Dubai: If revenue reforms are to be successful and achieve their targets, policymakers will need to focus their tax policy on key priorities. In the oil-exporting countries, this means diversifying the sources of revenue away from oil and gas, said Christine Lagarde, IMF Managing Director speaking at the Second Arab Fiscal Forum in Dubai.

As a first step, countries are introducing a value added tax (VAT) and other consumption taxes — for example on tobacco and sugar-sweetened beverages. Over time, governments may also consider deriving additional revenue from income and property taxation.

Countries in the Gulf are working to introduce a harmonised VAT in 2018. These efforts — which the IMF has supported through is technical assistance — could raise anywhere from 1 to 2 per cent of GDP, assuming a VAT rate of 5 per cent.

“Our experiences in other regions underscore the positive impact of diversification. Mexico, for example, was able to boost its non-oil tax revenue by more than 3 percent of GDP—by broadening the VAT base and raising energy taxes and personal income tax rates,” said Lagarde.

In the oil-importing countries the key priority is to generate higher revenue by broadening the base of existing taxes. Such reforms would make tax systems simpler, more efficient, and more equitable.

This requires rationalising multiple VAT rates and other tax preferences. Some of the key measures here include simplifying the rate structure and getting rid of exemptions, tax holidays and other carve-outs that benefit only a few and create opportunities for arbitrage.

Egypt, for example, last year approved the replacement of the old general sale tax with a new VAT. Once fully implemented, the new VAT will raise 1.5 per cent of GDP more in revenue than the old tax.

Other good examples are Jordan and Lebanon, where a well-designed and well-administered VAT has allowed for other growth-friendly measures, such as lowering customs tariffs and reducing income tax on labor and capital.

In some countries, tax reform also means making tax systems more progressive — by lifting the top marginal tax rate on personal income. And of course, current tax rules should be applied in a consistent and coherent way.

Transparency

More broadly, fiscal transparency and the sharing of reliable data are essential for the well-being of all countries. Because they increase the accountability of governments and because they can boost the resilience of their economies — and that includes lower borrowing costs.

New IMF staff research shows that greater data transparency — promoted through the IMF data standard initiatives — leads to a 15 per cent reduction in the spreads on emerging market sovereign bonds — three months after the improvements are made.

Of course, better data gathering and sharing help policymakers to design reform strategies and implement them effectively.

Revenue reforms

The IMF chief called for interlinking tax policy reform with revenue administration reform.

“This coordinated, simultaneous effort can help countries avoid some of the time-consuming troubles of the past.
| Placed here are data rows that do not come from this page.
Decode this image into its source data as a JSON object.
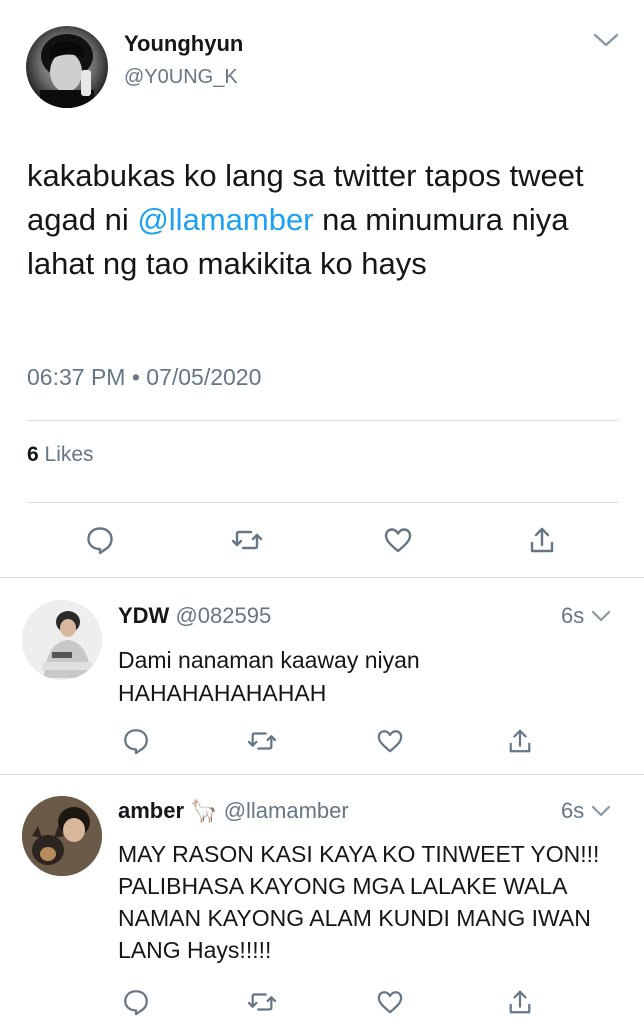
{
  "tweet": {
    "name": "Younghyun",
    "handle": "@Y0UNG_K",
    "text_before": "kakabukas ko lang sa twitter tapos tweet agad ni ",
    "mention": "@llamamber",
    "text_after": " na minumura niya lahat ng tao makikita ko hays",
    "timestamp": "06:37 PM • 07/05/2020",
    "likes_count": "6",
    "likes_label": "Likes"
  },
  "replies": [
    {
      "name": "YDW",
      "emoji": "",
      "handle": "@082595",
      "time": "6s",
      "text": "Dami nanaman kaaway niyan HAHAHAHAHAHAH"
    },
    {
      "name": "amber",
      "emoji": "🦙",
      "handle": "@llamamber",
      "time": "6s",
      "text": "MAY RASON KASI KAYA KO TINWEET YON!!! PALIBHASA KAYONG MGA LALAKE WALA NAMAN KAYONG ALAM KUNDI MANG IWAN LANG Hays!!!!!"
    }
  ],
  "icons": {
    "reply": "reply-icon",
    "retweet": "retweet-icon",
    "like": "like-heart-icon",
    "share": "share-icon",
    "caret": "chevron-down-icon"
  },
  "colors": {
    "text": "#14171a",
    "secondary": "#657786",
    "mention": "#1da1f2",
    "divider": "#d9dee2"
  }
}
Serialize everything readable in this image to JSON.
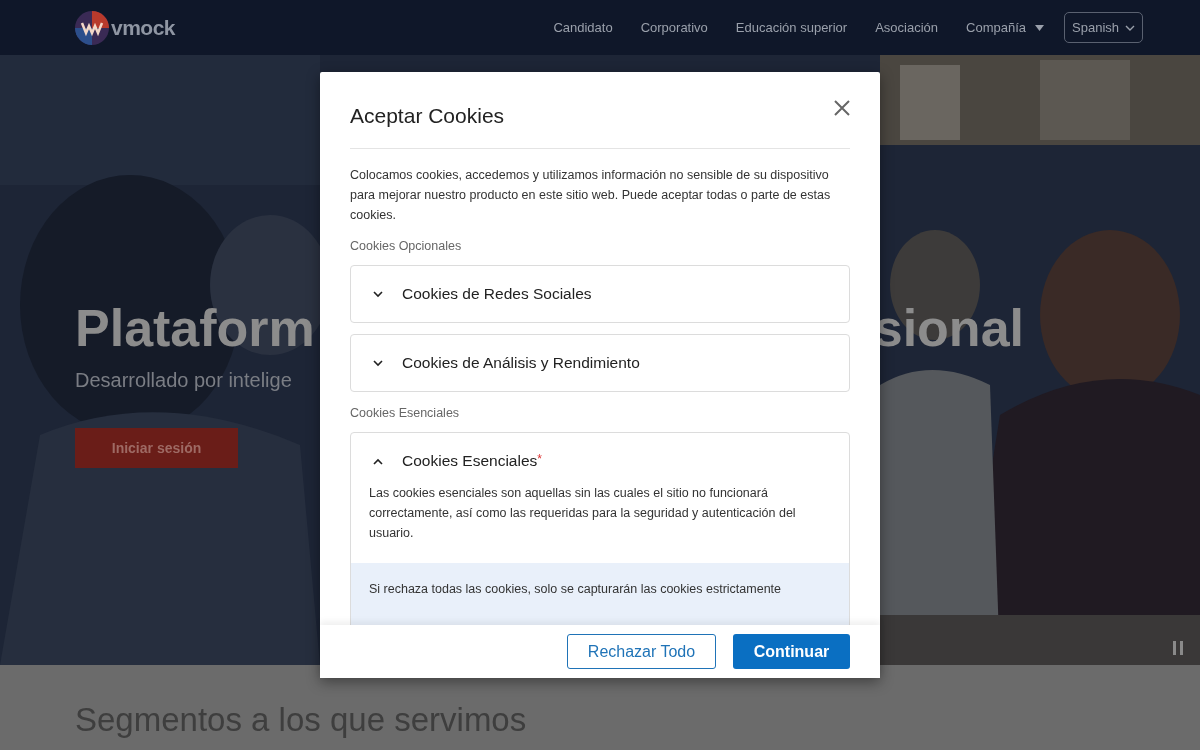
{
  "nav": {
    "logo": "vmock",
    "links": [
      {
        "label": "Candidato",
        "dropdown": false
      },
      {
        "label": "Corporativo",
        "dropdown": false
      },
      {
        "label": "Educación superior",
        "dropdown": false
      },
      {
        "label": "Asociación",
        "dropdown": false
      },
      {
        "label": "Compañía",
        "dropdown": true
      }
    ],
    "language": "Spanish"
  },
  "hero": {
    "title_left": "Plataform",
    "title_right": "sional",
    "subtitle": "Desarrollado por intelige",
    "button": "Iniciar sesión"
  },
  "section": {
    "heading": "Segmentos a los que servimos"
  },
  "modal": {
    "title": "Aceptar Cookies",
    "intro": "Colocamos cookies, accedemos y utilizamos información no sensible de su dispositivo para mejorar nuestro producto en este sitio web. Puede aceptar todas o parte de estas cookies.",
    "groups": [
      {
        "heading": "Cookies Opcionales",
        "items": [
          {
            "label": "Cookies de Redes Sociales",
            "expanded": false
          },
          {
            "label": "Cookies de Análisis y Rendimiento",
            "expanded": false
          }
        ]
      },
      {
        "heading": "Cookies Esenciales",
        "items": [
          {
            "label": "Cookies Esenciales",
            "required_mark": "*",
            "expanded": true,
            "description": "Las cookies esenciales son aquellas sin las cuales el sitio no funcionará correctamente, así como las requeridas para la seguridad y autenticación del usuario.",
            "notice": "Si rechaza todas las cookies, solo se capturarán las cookies estrictamente"
          }
        ]
      }
    ],
    "buttons": [
      {
        "label": "Rechazar Todo",
        "kind": "secondary"
      },
      {
        "label": "Continuar",
        "kind": "primary"
      }
    ]
  }
}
Traditionally, policymakers would often start with new tax policies and worry about administrative capacity later. By interlinking the two elements right away, countries can “leapfrog” to a more advanced development stage,” said Lagarde.

“This can be achieved by boosting the capacity of tax administration early in the reform process. This is essential to ensure both efficiency and compliance. Based on our experiences in other countries, we see two main priorities.

One is to simplify codes and regulations. This involves not only the laws on tax rates, but also the procedural laws establishing the powers of tax agencies and the rights of taxpayers.

“The second priority is to upgrade peoples’ skills and technical resources to improve tax compliance and enhance services to taxpayers. This is where your countries can take advantage of technological innovations—to ‘leapfrog’ into the digital age. Modernising the IT infrastructure — as we see in Saudi Arabia and elsewhere —a llows for easier filing and payment by taxpayers, including through mobile technology. It also improves the ability to verify compliance using third-party data.

“To achieve a more sustainable and more inclusive economy, the region’s efforts to build tax capacity are vital to achieving that goal. Your economies and societies will reap the benefits of reform”, Lagarde said

“This means — above all — forging a comprehensive strategy that interlinks tax policy reform and administration reform to generate higher and more reliable revenue. That will make public finances more resilient and build economies that work of all citizens — here in this region and across the world.”

Global growth to pick pace this year and next: IMF

After many years of feeble growth, the IMF is expecting global economic activity to pick up this year and next, and across both the advanced and emerging economies, said Christine Lagarde, IMF Managing Director speaking at the Second Arab Fiscal Forum in Dubai.

The IMF has projected 3.4 per cent growth for the global economy this year and 3.6 per cent for 2018.

However, this does not mean we are out of the woods: conflicts and lower oil prices will continue to affect growth and, by extension, also government revenue. “While oil prices have increased recently, we do not expect them to return to levels we have seen before 2014. And there are, of course, questions about geopolitical developments in many regions of the world,” said Lagarde.